Oczywiście, na wystawie jest wiele świadectw pokazujących represyjną politykę władzy i życie Cerkwi w więzieniach i obozach, np. przedmioty z codziennego życia więźniów, ich listy. Jest też pocztówka wysłana przez męcz. abp. Sierafima (Samojłowicza) do jego duchowej córki, napisana 31 października 1937 r. – cztery dni przed jego męczeńską śmiercią. Są tu oryginalne przedmioty wykonane w obozie, jak również przykłady obozowej prasy.
Kulminacja ekspozycji to czasy tzw.
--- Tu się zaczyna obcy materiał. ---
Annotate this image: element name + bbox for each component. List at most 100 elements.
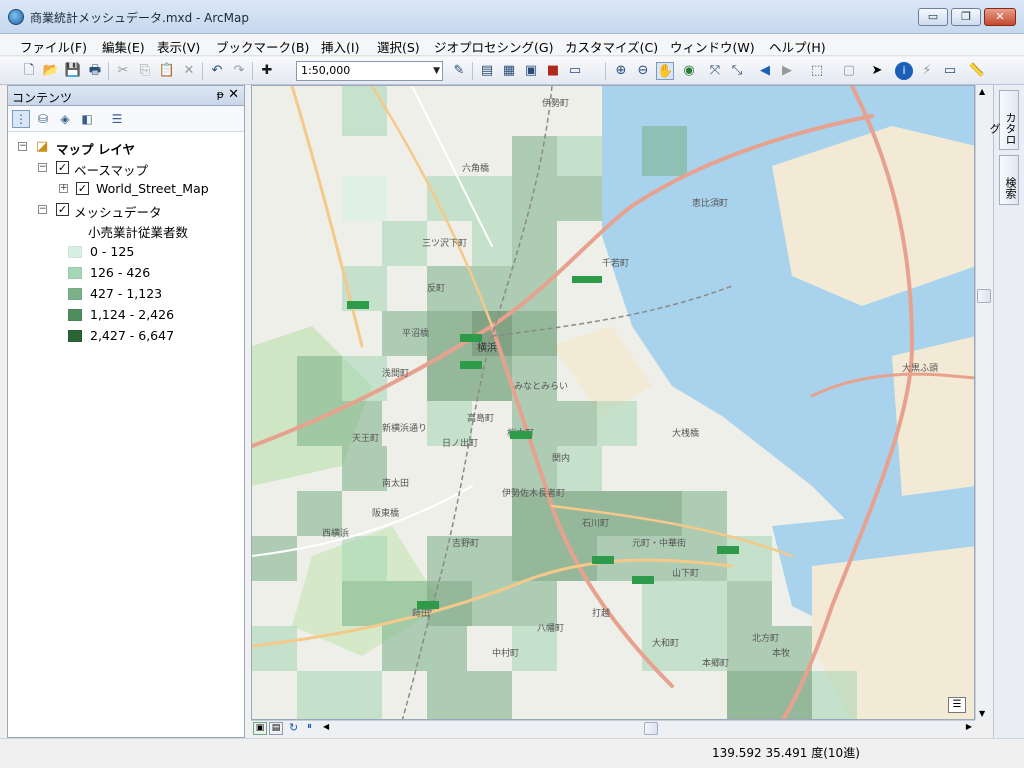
html-popup-icon[interactable]: ▭: [941, 62, 959, 80]
select-element-icon[interactable]: ➤: [868, 62, 886, 80]
select-features-icon[interactable]: ⬚: [808, 62, 826, 80]
fixed-zoom-in-icon[interactable]: ⤧: [706, 62, 724, 80]
map-label: 南太田: [382, 477, 409, 489]
fixed-zoom-out-icon[interactable]: ⤡: [728, 62, 746, 80]
menu-geoprocessing[interactable]: ジオプロセシング(G): [434, 37, 553, 56]
clear-selection-icon[interactable]: ▢: [840, 62, 858, 80]
catalog-tab[interactable]: カタログ: [988, 90, 1019, 150]
redo-icon[interactable]: ↷: [230, 62, 248, 80]
catalog-icon[interactable]: ▣: [522, 62, 540, 80]
layout-view-icon[interactable]: ▤: [269, 722, 283, 735]
collapse-icon[interactable]: −: [38, 163, 47, 172]
menu-file[interactable]: ファイル(F): [20, 37, 87, 56]
zoom-out-icon[interactable]: ⊖: [634, 62, 652, 80]
menu-insert[interactable]: 挿入(I): [321, 37, 359, 56]
list-by-visibility-icon[interactable]: ◈: [56, 110, 74, 128]
toc-close-icon[interactable]: ✕: [228, 87, 239, 102]
map-label: 日ノ出町: [442, 437, 478, 449]
options-icon[interactable]: ☰: [108, 110, 126, 128]
refresh-icon[interactable]: ↻: [289, 721, 298, 734]
pin-icon[interactable]: ᵽ: [217, 88, 224, 101]
toolbar-separator: [202, 62, 203, 80]
copy-icon[interactable]: ⎘: [136, 62, 154, 80]
full-extent-icon[interactable]: ◉: [680, 62, 698, 80]
horizontal-scroll-thumb[interactable]: [644, 722, 658, 735]
vertical-scroll-thumb[interactable]: [977, 289, 991, 303]
search-tab[interactable]: 検索: [999, 155, 1019, 205]
menu-selection[interactable]: 選択(S): [377, 37, 420, 56]
minimize-button[interactable]: ▭: [918, 8, 948, 26]
collapse-icon[interactable]: −: [38, 205, 47, 214]
legend-label: 2,427 - 6,647: [90, 328, 175, 343]
maximize-button[interactable]: ❐: [951, 8, 981, 26]
print-icon[interactable]: 🖶: [86, 62, 104, 80]
close-button[interactable]: ✕: [984, 8, 1016, 26]
zoom-in-icon[interactable]: ⊕: [612, 62, 630, 80]
undo-icon[interactable]: ↶: [208, 62, 226, 80]
identify-icon[interactable]: i: [895, 62, 913, 80]
menu-view[interactable]: 表示(V): [157, 37, 200, 56]
tree-row-mesh-layer[interactable]: − ✓ メッシュデータ: [16, 201, 236, 220]
map-horizontal-scrollbar[interactable]: ▣ ▤ ↻ ⏸ ◀ ▶: [251, 720, 975, 736]
measure-icon[interactable]: 📏: [968, 62, 986, 80]
python-icon[interactable]: ▭: [566, 62, 584, 80]
data-view-icon[interactable]: ▣: [253, 722, 267, 735]
layout-icon[interactable]: ▦: [500, 62, 518, 80]
menu-bookmarks[interactable]: ブックマーク(B): [216, 37, 309, 56]
scroll-left-icon[interactable]: ◀: [323, 722, 329, 731]
legend-item: 0 - 125: [68, 243, 228, 261]
legend-swatch: [68, 288, 82, 300]
cut-icon[interactable]: ✂: [114, 62, 132, 80]
new-document-icon[interactable]: 🗋: [20, 62, 38, 80]
hyperlink-icon[interactable]: ⚡: [918, 62, 936, 80]
standard-toolbar: 🗋 📂 💾 🖶 ✂ ⎘ 📋 ✕ ↶ ↷ ✚ 1:50,000 ▼ ✎ ▤ ▦ ▣…: [0, 57, 1024, 85]
editor-icon[interactable]: ✎: [450, 62, 468, 80]
collapse-icon[interactable]: −: [18, 142, 27, 151]
expand-icon[interactable]: +: [59, 184, 68, 193]
layer-visibility-checkbox[interactable]: ✓: [56, 203, 69, 216]
layer-visibility-checkbox[interactable]: ✓: [76, 182, 89, 195]
pan-icon[interactable]: ✋: [656, 62, 674, 80]
tree-row-world-street-map[interactable]: + ✓ World_Street_Map: [16, 180, 236, 198]
menu-windows[interactable]: ウィンドウ(W): [670, 37, 755, 56]
add-data-icon[interactable]: ✚: [258, 62, 276, 80]
basemap-group-label: ベースマップ: [74, 163, 149, 178]
map-scale-dropdown[interactable]: 1:50,000 ▼: [296, 61, 443, 81]
scroll-right-icon[interactable]: ▶: [966, 722, 972, 731]
table-window-icon[interactable]: ▤: [478, 62, 496, 80]
list-by-drawing-order-icon[interactable]: ⋮: [12, 110, 30, 128]
open-folder-icon[interactable]: 📂: [42, 62, 60, 80]
map-label: 新横浜通り: [382, 422, 427, 434]
forward-icon[interactable]: ▶: [778, 62, 796, 80]
scroll-up-icon[interactable]: ▲: [979, 87, 985, 96]
delete-icon[interactable]: ✕: [180, 62, 198, 80]
menu-help[interactable]: ヘルプ(H): [769, 37, 826, 56]
map-display[interactable]: 伊勢町 六角橋 三ツ沢下町 反町 横浜 みなとみらい 桜木町 関内 伊勢佐木長者…: [251, 85, 975, 720]
back-icon[interactable]: ◀: [756, 62, 774, 80]
list-by-source-icon[interactable]: ⛁: [34, 110, 52, 128]
menu-customize[interactable]: カスタマイズ(C): [565, 37, 658, 56]
map-tips-icon[interactable]: ☰: [948, 697, 966, 713]
arctoolbox-icon[interactable]: ■: [544, 62, 562, 80]
toolbar-separator: [605, 62, 606, 80]
scroll-down-icon[interactable]: ▼: [979, 709, 985, 718]
paste-icon[interactable]: 📋: [158, 62, 176, 80]
map-label: 山下町: [672, 568, 699, 579]
tree-row-basemap-group[interactable]: − ✓ ベースマップ: [16, 159, 236, 178]
pause-drawing-icon[interactable]: ⏸: [307, 721, 312, 732]
map-vertical-scrollbar[interactable]: ▲ ▼: [975, 85, 992, 720]
legend-label: 126 - 426: [90, 265, 151, 280]
map-canvas[interactable]: 伊勢町 六角橋 三ツ沢下町 反町 横浜 みなとみらい 桜木町 関内 伊勢佐木長者…: [252, 86, 975, 720]
map-label: 平沼橋: [402, 327, 429, 339]
save-icon[interactable]: 💾: [64, 62, 82, 80]
map-label: 中村町: [492, 647, 519, 659]
legend-item: 2,427 - 6,647: [68, 327, 228, 345]
map-label: 本郷町: [702, 657, 729, 669]
map-label: 北方町: [752, 632, 779, 644]
menu-edit[interactable]: 編集(E): [102, 37, 145, 56]
tree-row-map-layers[interactable]: − ◪ マップ レイヤ: [16, 138, 236, 157]
layer-visibility-checkbox[interactable]: ✓: [56, 161, 69, 174]
map-label: 大桟橋: [672, 427, 699, 439]
list-by-selection-icon[interactable]: ◧: [78, 110, 96, 128]
reclaimed-land: [892, 336, 974, 496]
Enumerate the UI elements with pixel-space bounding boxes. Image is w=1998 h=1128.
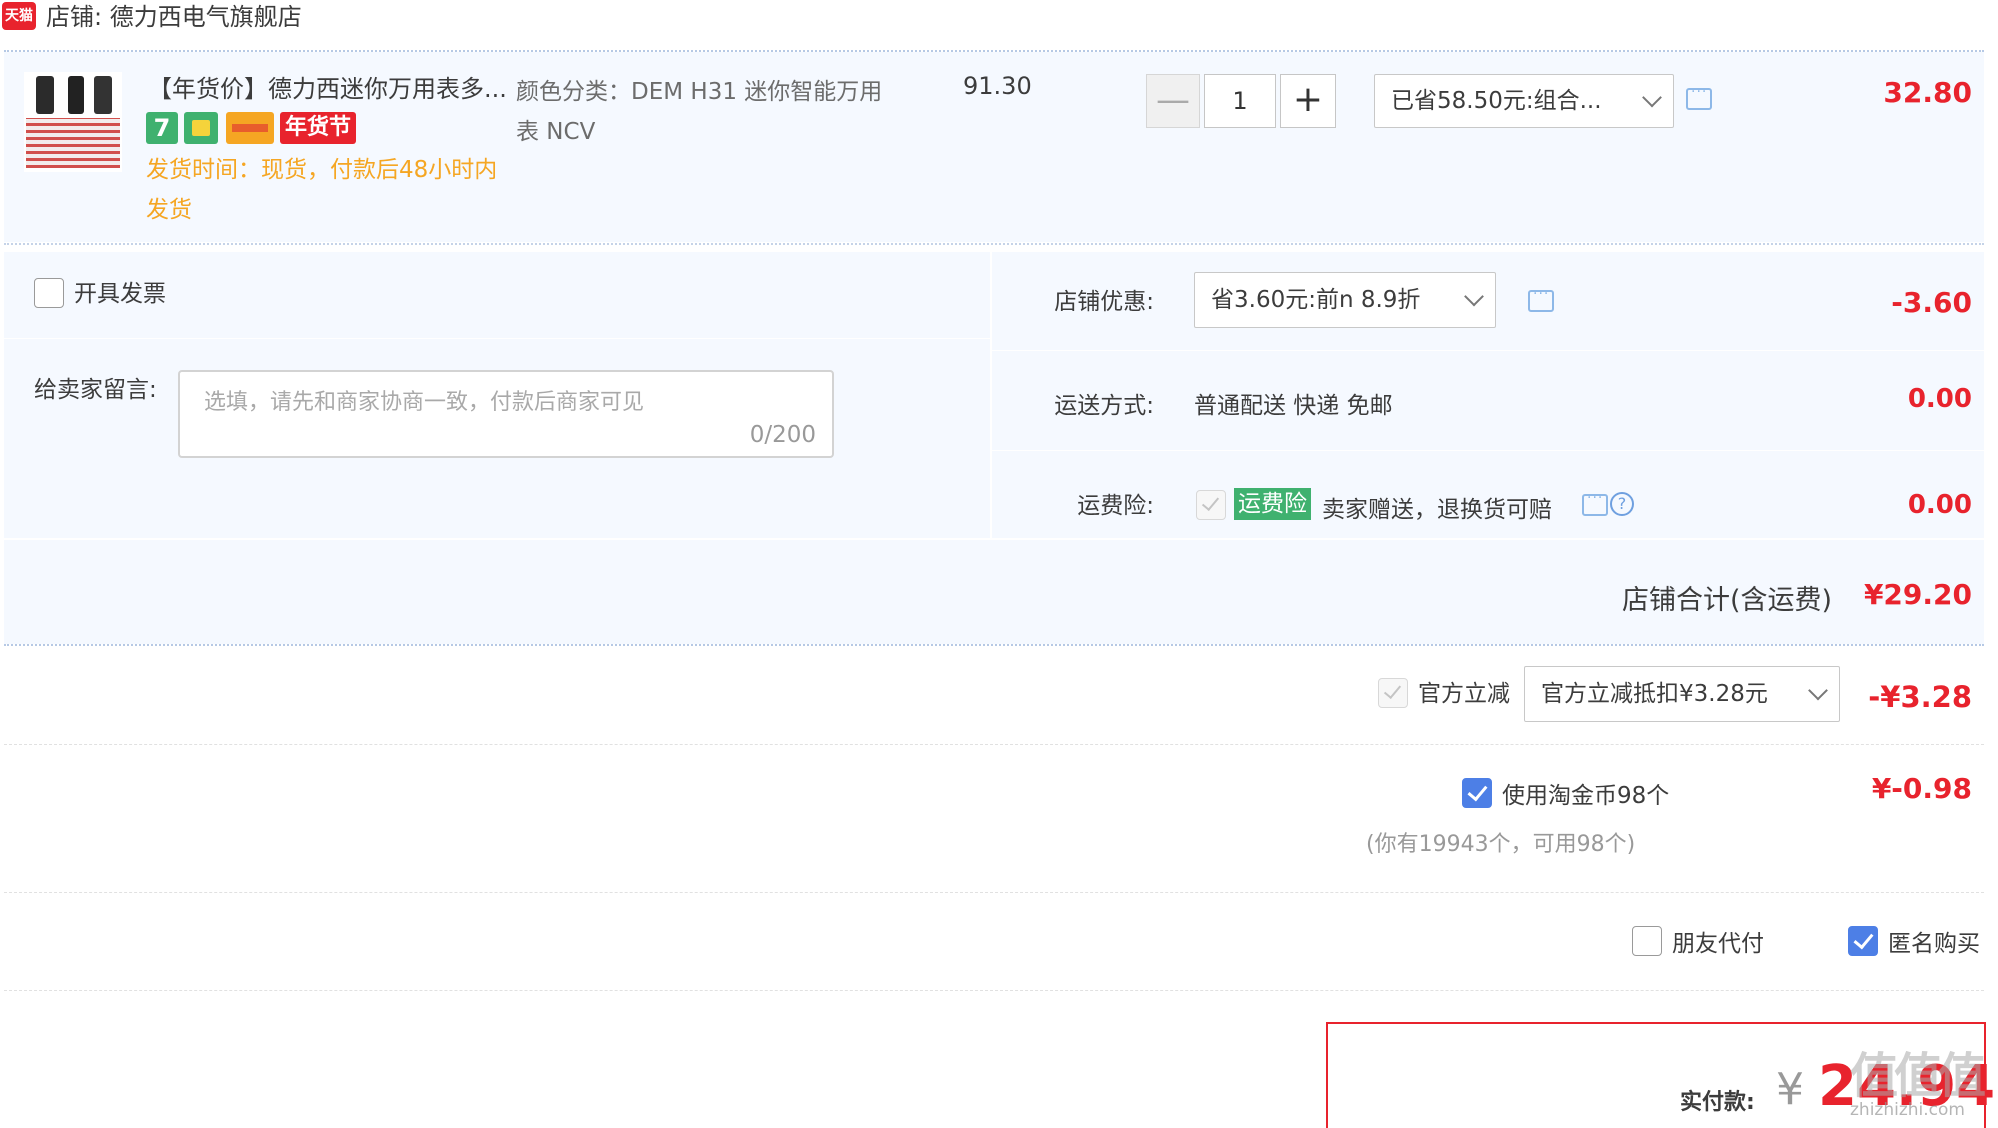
taojinbi-label[interactable]: 使用淘金币98个 — [1502, 780, 1669, 812]
chat-bubble-icon[interactable] — [1686, 84, 1712, 110]
message-placeholder: 选填，请先和商家协商一致，付款后商家可见 — [204, 390, 645, 415]
quantity-input[interactable]: 1 — [1204, 74, 1276, 128]
anonymous-purchase-label[interactable]: 匿名购买 — [1888, 928, 1980, 960]
quantity-decrement-button[interactable]: — — [1146, 74, 1200, 128]
store-discount-selected: 省3.60元:前n 8.9折 — [1211, 287, 1421, 313]
combo-discount-select[interactable]: 已省58.50元:组合... — [1374, 74, 1674, 128]
festival-badge[interactable]: 年货节 — [280, 112, 356, 144]
taojinbi-amount: ¥-0.98 — [1871, 772, 1972, 805]
shipping-method-label: 运送方式: — [1054, 393, 1154, 419]
official-discount-selected: 官方立减抵扣¥3.28元 — [1541, 681, 1768, 707]
shipping-method-value: 普通配送 快递 免邮 — [1194, 393, 1393, 419]
friend-pay-checkbox[interactable] — [1632, 926, 1662, 956]
multimeter-image — [94, 76, 112, 114]
item-subtotal: 32.80 — [1883, 76, 1972, 109]
ship-time-text: 发货时间：现货，付款后48小时内发货 — [146, 157, 498, 223]
divider — [4, 892, 1984, 893]
watermark-text: zhizhizhi.com — [1850, 1100, 1965, 1120]
sku-text: 颜色分类：DEM H31 迷你智能万用表 NCV — [516, 79, 883, 145]
divider — [4, 744, 1984, 745]
payment-label: 实付款: — [1680, 1090, 1755, 1115]
official-discount-select[interactable]: 官方立减抵扣¥3.28元 — [1524, 666, 1840, 722]
invoice-checkbox[interactable] — [34, 278, 64, 308]
shipping-insurance-fee: 0.00 — [1907, 490, 1972, 520]
help-icon[interactable]: ? — [1610, 492, 1634, 516]
credit-card-icon[interactable] — [226, 112, 274, 144]
quantity-increment-button[interactable]: + — [1280, 74, 1336, 128]
store-total-value: ¥29.20 — [1863, 578, 1972, 611]
divider — [992, 350, 1984, 351]
product-thumbnail[interactable] — [24, 72, 122, 172]
shop-name-link[interactable]: 店铺: 德力西电气旗舰店 — [46, 0, 302, 34]
message-label: 给卖家留言: — [34, 377, 157, 403]
spec-sheet-image — [26, 118, 120, 168]
official-discount-label: 官方立减 — [1418, 681, 1510, 707]
currency-symbol: ¥ — [1776, 1064, 1804, 1115]
divider — [4, 990, 1984, 991]
shipping-insurance-checkbox — [1196, 490, 1226, 520]
chevron-down-icon — [1464, 286, 1484, 307]
chevron-down-icon — [1642, 87, 1662, 108]
seven-day-return-icon[interactable]: 7 — [146, 112, 178, 144]
watermark: 值值值 zhizhizhi.com — [1846, 1036, 1996, 1128]
shopping-bag-icon[interactable] — [184, 112, 218, 144]
watermark-logo: 值值值 — [1850, 1048, 1986, 1104]
chevron-down-icon — [1808, 680, 1828, 701]
divider — [992, 450, 1984, 451]
taojinbi-balance: (你有19943个，可用98个) — [1366, 832, 1636, 857]
divider — [4, 644, 1984, 646]
store-total-label: 店铺合计(含运费) — [1622, 585, 1833, 616]
official-discount-checkbox — [1378, 678, 1408, 708]
message-char-count: 0/200 — [749, 422, 816, 448]
friend-pay-label[interactable]: 朋友代付 — [1672, 928, 1764, 960]
store-discount-select[interactable]: 省3.60元:前n 8.9折 — [1194, 272, 1496, 328]
store-discount-label: 店铺优惠: — [1054, 289, 1154, 315]
unit-price: 91.30 — [963, 72, 1032, 100]
chat-bubble-icon[interactable] — [1582, 490, 1608, 516]
taojinbi-checkbox[interactable] — [1462, 778, 1492, 808]
store-discount-amount: -3.60 — [1891, 286, 1972, 319]
official-discount-amount: -¥3.28 — [1868, 680, 1972, 714]
chat-bubble-icon[interactable] — [1528, 286, 1554, 312]
shipping-insurance-desc: 卖家赠送，退换货可赔 — [1322, 497, 1552, 523]
multimeter-image — [68, 76, 84, 114]
tmall-logo-icon: 天猫 — [2, 2, 36, 30]
product-title-link[interactable]: 【年货价】德力西迷你万用表多... — [148, 72, 507, 106]
combo-discount-value: 已省58.50元:组合... — [1391, 88, 1602, 114]
multimeter-image — [36, 76, 54, 114]
divider — [4, 243, 1984, 245]
shipping-fee: 0.00 — [1907, 384, 1972, 414]
anonymous-purchase-checkbox[interactable] — [1848, 926, 1878, 956]
shipping-insurance-tag: 运费险 — [1234, 488, 1311, 520]
invoice-label[interactable]: 开具发票 — [74, 278, 166, 310]
divider — [4, 338, 990, 339]
shipping-insurance-label: 运费险: — [1077, 493, 1154, 519]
Wielkiego Terroru. Środkowa sala nosi nazwę „1937” – ta data jest zrozumiała bez dodatkowych objaśnień.
Są tu nie tylko koszmary represji, lecz również świadectwa o trwaniu życia cerkiewnego: epitracheliony (stuły), szaty arcybiskupie, w których w więzieniu służył liturgię św. męcz. Sierafim (Zwiezdinskij). Zebraliśmy także antiminsy, czasze (kielichy mszalne) własnej roboty, przerobione z kubków, świeczników, puszek po konserwach… Albo ślubne korony, splecione w obozie z drutu.
Którzy nowi męczennicy zostali przedstawieni na wystawie najbardziej szczegółowo?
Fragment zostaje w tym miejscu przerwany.